LA STREGA appariva come il simbolo del carattere
anarchico e indomabile di una femminilità che si rifiutava di adattarsi
passivamente alla rappresentazione patriarcale della donna come custode
del focolare e madre premurosa dei suoi figli. Solo nel sacrificio di
sé, della propria libertà e dei propri desideri, una donna, secondo
quella cultura, poteva redimere la propria natura peccatrice e
tentatrice e la debolezza innata del suo intelletto — incarnata nella
figura biblica di Eva — consacrandosi masochisticamente alla sua
funzione di genitrice e di serva della famiglia.
I corpi della
streghe torturati e arsi vivi da una cultura sessuofobica che non poteva
ospitare lo scandalo del desiderio che la donna incarna agli occhi
dell’uomo ritornano come spettri sopravviventi nei crimini contemporanei
degli uomini nei confronti delle donne. Certo, non siamo più nel tempo
del Malleus maleficarum e della caccia alle streghe, ma qualcosa di
quella cultura violenta, segregativa e mortificante, ritorna quando gli
uomini si ergono impunemente a giudici e giustizieri della loro vittime.
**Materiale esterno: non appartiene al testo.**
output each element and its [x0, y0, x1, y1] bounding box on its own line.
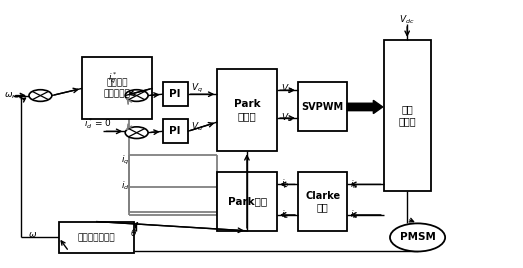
- Circle shape: [29, 90, 52, 101]
- Text: $\omega$: $\omega$: [28, 230, 38, 239]
- Text: PI: PI: [169, 126, 181, 136]
- Bar: [217, 69, 277, 151]
- Bar: [384, 40, 430, 191]
- Text: $V_\alpha$: $V_\alpha$: [281, 112, 293, 124]
- Text: $i_d^*=0$: $i_d^*=0$: [84, 117, 111, 131]
- Text: $i_\alpha$: $i_\alpha$: [281, 209, 289, 221]
- Text: $V_q$: $V_q$: [191, 82, 203, 95]
- Text: $i_q$: $i_q$: [121, 154, 129, 167]
- Text: 模糊滑模
速度控制器: 模糊滑模 速度控制器: [104, 79, 131, 98]
- Bar: [217, 172, 277, 231]
- Circle shape: [390, 224, 445, 251]
- Text: $i_d$: $i_d$: [121, 180, 130, 192]
- Text: $i_\beta$: $i_\beta$: [281, 178, 289, 191]
- Bar: [82, 57, 152, 120]
- FancyArrow shape: [347, 100, 383, 114]
- Text: PMSM: PMSM: [400, 232, 436, 243]
- Text: $i_q^*$: $i_q^*$: [108, 70, 118, 86]
- Text: $V_{dc}$: $V_{dc}$: [400, 14, 415, 26]
- Text: $V_d$: $V_d$: [191, 120, 203, 133]
- Text: $\theta$: $\theta$: [130, 227, 138, 238]
- Text: Park
逆变换: Park 逆变换: [234, 99, 260, 121]
- Bar: [59, 222, 134, 253]
- Text: $i_\alpha$: $i_\alpha$: [350, 178, 359, 191]
- Circle shape: [125, 127, 148, 139]
- Text: Clarke
变换: Clarke 变换: [305, 191, 340, 213]
- Bar: [298, 82, 347, 131]
- Bar: [163, 82, 188, 106]
- Text: SVPWM: SVPWM: [302, 102, 344, 112]
- Bar: [163, 120, 188, 143]
- Text: 位置和速度检测: 位置和速度检测: [77, 233, 115, 242]
- Text: $i_b$: $i_b$: [350, 209, 358, 221]
- Text: Park变换: Park变换: [228, 197, 267, 207]
- Circle shape: [125, 90, 148, 101]
- Text: 三相
逆变器: 三相 逆变器: [399, 105, 416, 126]
- Text: $\omega_{ref}$: $\omega_{ref}$: [4, 90, 23, 101]
- Bar: [298, 172, 347, 231]
- Text: PI: PI: [169, 89, 181, 99]
- Text: $V_\beta$: $V_\beta$: [281, 83, 293, 96]
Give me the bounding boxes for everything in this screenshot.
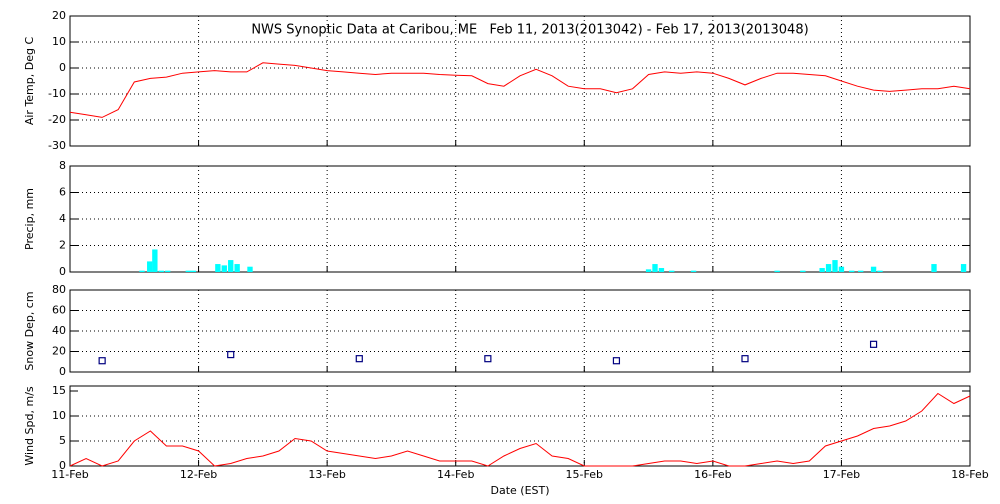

Ancora di più nel caso di Sara dove il ritorno del fuoco fa emergere
come l’odio verso le donne possa nutrire profondamente l’immaginario
maschile. Perché? Quale la loro colpa imperdonabile? Non è solo in gioco
una perdita di potere da parte degli uomini. La loro fatica a
riconoscere la libertà della donna, il loro rifiuto della femminilità,
è, piuttosto, una forma radicale, forse la più radicale, di razzismo. Si
tratta di stroncare il diritto di esistenza a chi con la sua esistenza
minaccia la stabilità e l’identità della nostra. Si tratta di eliminare
una esistenza differente, eccedente, irriducibile al potere fallico
della ragione maschile.
Tuttavia, nell’affermazione di questa
superiorità ontologica si rivela anche una profonda angoscia. L’uomo può
odiare una donna — come l’antisemita l’ebreo — perché in essa vede quel
mistero della libertà a cui egli ha rinunciato. Il fantasma che anima
il desiderio maschile è un fantasma virile di affermazione di sé che
impedisce o rende molto difficile l’accesso al discorso amoroso, il
quale, invece, si fonda sulla perdita e sul dono di sé.
In questa
economia chiusa, ingombrata dal fallo, direbbe Lacan, ovvero centrata
sul dominio dell’avere, la donna costituisce un principio di pura
perdita, una falla, uno squilibrio, un disordine che la violenza
maschilista ha cercato e cerca di domare in forme diverse. Dalla
discriminazione sociale, economica, professionale e culturale sino alla
violenza aperta del crimine. Il corpo della donna non obbedisce alla
logica fallica dell’avere; appare ad essa incomprensibile, disturbante,
fattore costante di angoscia perché potatore di un’altra logica. Per
questo Lacan ammoniva: “La Donna non esiste!”, esistono solo le donne,
una per una. E questa loro esistenza, rifiutandosi di obbedire alla
dimensione universale della Legge alla quale invece è sottomessa
l’identità fallica, appare sconcertante e minacciosa. Meglio allora il
fuoco del bastone. Il bastone indica, infatti, una pedagogia orrenda che
ha però ancora come suo presupposto il disciplinamento morale della
vittima. Se invece la vittima si sottrae, se si rivolta, se non accetta
più di soggiacere alla violenza educativa del suo padrone, allora è
necessaria una violenza che non lascia speranza, allora resta solo il
fuoco. È il grande equivoco in cui l’amore spesso scivola: l’amore che
vive dell’assoluto deve esigere un possesso assoluto o deve sapersi
esporre alla libertà assoluta dell’Altro?
Il corpo di Sara non è
stato percepito come una cosa inerte, come un semplice oggetto dal suo
assassino. Al contrario; quel giovane uomo l’ha percepito come libero e
indomabile. Sara non lo voleva più; voleva un altro. Il suo desiderio
rivendicava il suo legittimo diritto alla libertà. Ed è nell’impatto con
questo desiderio che si vuole libero che il suo giustiziere sprofonda
nel suo abisso. Interpretando l’amore come possesso assoluto egli la
voleva sua come fosse una cosa, un qualunque oggetto, una bambola, un
automobile, ma ha incontrato la libertà della donna. La sua disperazione
impotente ha allora associato delirantemente Sara, seguendo così una
tendenza che ha ispirato, ben prima di lui, l’ideologia patriarcale, ad
una strega da bruciare viva.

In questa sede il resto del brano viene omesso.